Healthy spaghetti sauce alternatives
Spaghetti sauce, done the right way, is healthy…
- Lycopene-rich tomatoes can help fight off free-radicals and support prostate health.
- Allicin-filled garlic is an antioxidant that can reverse inflammation.
- Basil is heart healthy and vitamin-packed parsley supports healthy kidneys.
- And the polyphenols and essential fatty acids in olive oil support healthy blood pressure and a healthy cardiovascular system.
Why not skip out on the added sugars and questionable ingredients and make your own delicious spaghetti sauce at home> And don’t worry, it’s really NOT complicated and it doesn’t take a long time.

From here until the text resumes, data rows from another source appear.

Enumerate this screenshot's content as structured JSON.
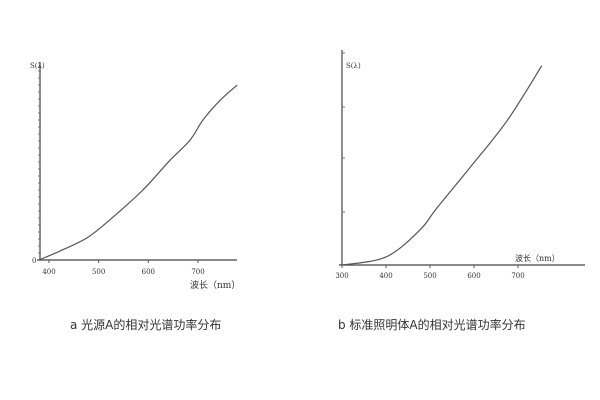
{
  "chart_data": [
    {
      "type": "line",
      "caption": "a 光源A的相对光谱功率分布",
      "ylabel": "S(λ)",
      "xlabel": "波长（nm）",
      "xticks": [
        "400",
        "500",
        "600",
        "700"
      ],
      "ytick_zero": "0",
      "xlim": [
        378,
        780
      ],
      "ylim": [
        0,
        100
      ],
      "grid": false,
      "x": [
        380,
        422,
        476,
        522,
        589,
        643,
        684,
        710,
        745,
        779
      ],
      "y": [
        0,
        4.6,
        11.3,
        20.5,
        35.9,
        51,
        61.5,
        71.8,
        82,
        89.7
      ]
    },
    {
      "type": "line",
      "caption": "b 标准照明体A的相对光谱功率分布",
      "ylabel": "S(λ)",
      "xlabel": "波长（nm）",
      "xticks": [
        "300",
        "400",
        "500",
        "600",
        "700"
      ],
      "xlim": [
        300,
        800
      ],
      "ylim": [
        0,
        100
      ],
      "grid": false,
      "x": [
        300,
        400,
        477,
        516,
        591,
        675,
        754
      ],
      "y": [
        0,
        3.8,
        16.5,
        27,
        46,
        68,
        94
      ]
    }
  ]
}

In fact, you can whip up a batch of simple sauce in about the same amount of time it takes to boil water and cook your pasta!
Below is a basic recipe to get you started, but feel free to build on this adding the fresh organic ingredients and flavorings your family enjoys.
|Healthier Homemade Spaghetti Sauce|
|You can whip up this delicious nutritious sauce in less than a half hour!
• Heat the oil in a large sauce pan. Sauté the garlic.
• Add all the other ingredients to the pot and bring to a boil.
• Once at a boil, cover and reduce heat. Simmer for 25-30 minutes.
• Serve over your favorite whole wheat pasta or spaghetti squash!
Be as healthy as you mean to be – leave the Prego on the store shelf and make it homemade.